Elle est de rendre vermoulus les monuments majestueux, de nourrir l’oubli avec la décadence des choses, de maculer les vieux livres et d’en altérer le sens, d’arracher les plumes aux ailes des vieux corbeaux, de tarir la sève des vieux chênes et de favoriser les nouvelles pousses, de saccager les vieilleries d’acier martelé, de faire tourner la roue insensée de la Fortune.

Elle est de présenter à l’aïeule les filles de sa fille, de faire de l’enfant un homme et de l’homme un enfant, de tuer le tigre qui vit de carnage, d’apprivoiser la licorne et le lion farouche, de prendre les habiles à leurs propres ruses, d’encourager le laboureur avec des moissons accrues, et de détruire d’immenses pierres avec de petites gouttes d’eau.

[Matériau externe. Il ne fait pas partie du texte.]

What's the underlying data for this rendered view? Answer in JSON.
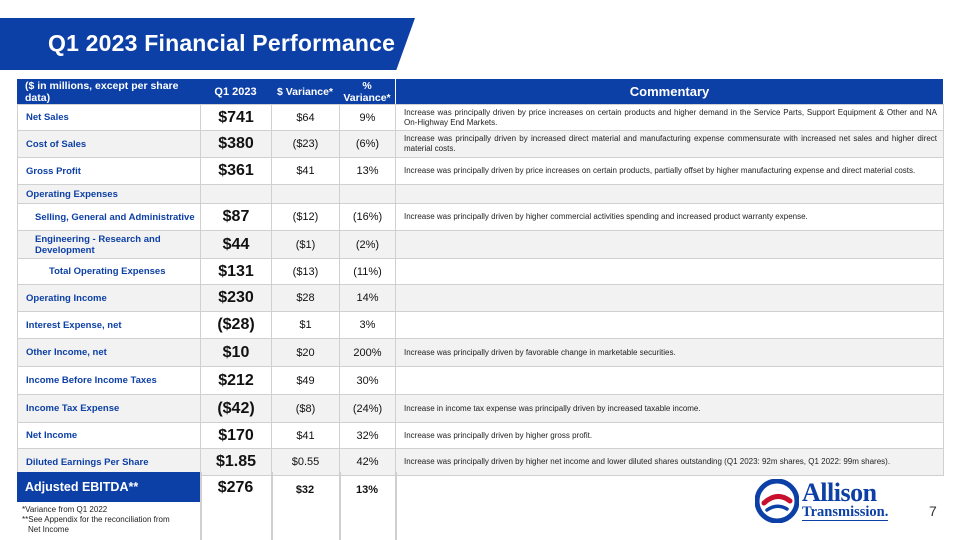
{
  "title": "Q1 2023 Financial Performance",
  "table": {
    "headers": {
      "label": "($ in millions, except per share data)",
      "q1": "Q1 2023",
      "variance": "$ Variance*",
      "pct": "% Variance*",
      "commentary": "Commentary"
    },
    "rows": [
      {
        "label": "Net Sales",
        "q1": "$741",
        "variance": "$64",
        "pct": "9%",
        "commentary": "Increase was principally driven by price increases on certain products and higher demand in the Service Parts, Support Equipment & Other and NA On-Highway End Markets."
      },
      {
        "label": "Cost of Sales",
        "q1": "$380",
        "variance": "($23)",
        "pct": "(6%)",
        "commentary": "Increase was principally driven by increased direct material and manufacturing expense commensurate with increased net sales and higher direct material costs."
      },
      {
        "label": "Gross Profit",
        "q1": "$361",
        "variance": "$41",
        "pct": "13%",
        "commentary": "Increase was principally driven by price increases on certain products, partially offset by higher manufacturing expense and direct material costs."
      },
      {
        "label": "Operating Expenses",
        "q1": "",
        "variance": "",
        "pct": "",
        "commentary": ""
      },
      {
        "label": "Selling, General and Administrative",
        "q1": "$87",
        "variance": "($12)",
        "pct": "(16%)",
        "commentary": "Increase was principally driven by higher commercial activities spending and increased product warranty expense."
      },
      {
        "label": "Engineering - Research and Development",
        "q1": "$44",
        "variance": "($1)",
        "pct": "(2%)",
        "commentary": ""
      },
      {
        "label": "Total Operating Expenses",
        "q1": "$131",
        "variance": "($13)",
        "pct": "(11%)",
        "commentary": ""
      },
      {
        "label": "Operating Income",
        "q1": "$230",
        "variance": "$28",
        "pct": "14%",
        "commentary": ""
      },
      {
        "label": "Interest Expense, net",
        "q1": "($28)",
        "variance": "$1",
        "pct": "3%",
        "commentary": ""
      },
      {
        "label": "Other Income, net",
        "q1": "$10",
        "variance": "$20",
        "pct": "200%",
        "commentary": "Increase was principally driven by favorable change in marketable securities."
      },
      {
        "label": "Income Before Income Taxes",
        "q1": "$212",
        "variance": "$49",
        "pct": "30%",
        "commentary": ""
      },
      {
        "label": "Income Tax Expense",
        "q1": "($42)",
        "variance": "($8)",
        "pct": "(24%)",
        "commentary": "Increase in income tax expense was principally driven by increased taxable income."
      },
      {
        "label": "Net Income",
        "q1": "$170",
        "variance": "$41",
        "pct": "32%",
        "commentary": "Increase was principally driven by higher gross profit."
      },
      {
        "label": "Diluted Earnings Per Share",
        "q1": "$1.85",
        "variance": "$0.55",
        "pct": "42%",
        "commentary": "Increase was principally driven by higher net income and lower diluted shares outstanding (Q1 2023: 92m shares, Q1 2022: 99m shares)."
      }
    ],
    "ebitda": {
      "label": "Adjusted EBITDA**",
      "q1": "$276",
      "variance": "$32",
      "pct": "13%"
    }
  },
  "footnotes": {
    "line1": "*Variance from Q1 2022",
    "line2": "**See Appendix for the reconciliation from",
    "line3": "Net Income"
  },
  "logo": {
    "name": "Allison",
    "sub": "Transmission."
  },
  "page_number": "7",
  "colors": {
    "brand_blue": "#0d40a6",
    "brand_red": "#c8102e"
  }
}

Pourquoi fais-tu le mal dans ton pèlerinage, si tu ne peux revenir sur tes pas pour le réparer ? Une seule pauvre minute à reculons dans un siècle, et cela te vaudrait un million d’amis, en donnant un peu de bon sens à ceux qui prêtent à de mauvais débiteurs. Ô nuit affreuse, si tu rétrogradais simplement d’une heure, je pourrais prévenir la tempête et échapper au naufrage !

[…]

Troisième extrait : la mort de Lucrèce…

[…]

Dans un soupir, comme si son coeur se brisait, elle laisse entendre le nom de Tarquin. « C’est lui, c’est lui », dit-elle. Mais la pauvre langue ne peut rien dire de plus. Pourtant, après bien des soupirs et des pauses de sa respiration haletante, après bien des efforts débiles, entrecoupés, elle ajoute : « C’est lui, c’est lui, nobles sires, qui porte cette main à me faire cette blessure. »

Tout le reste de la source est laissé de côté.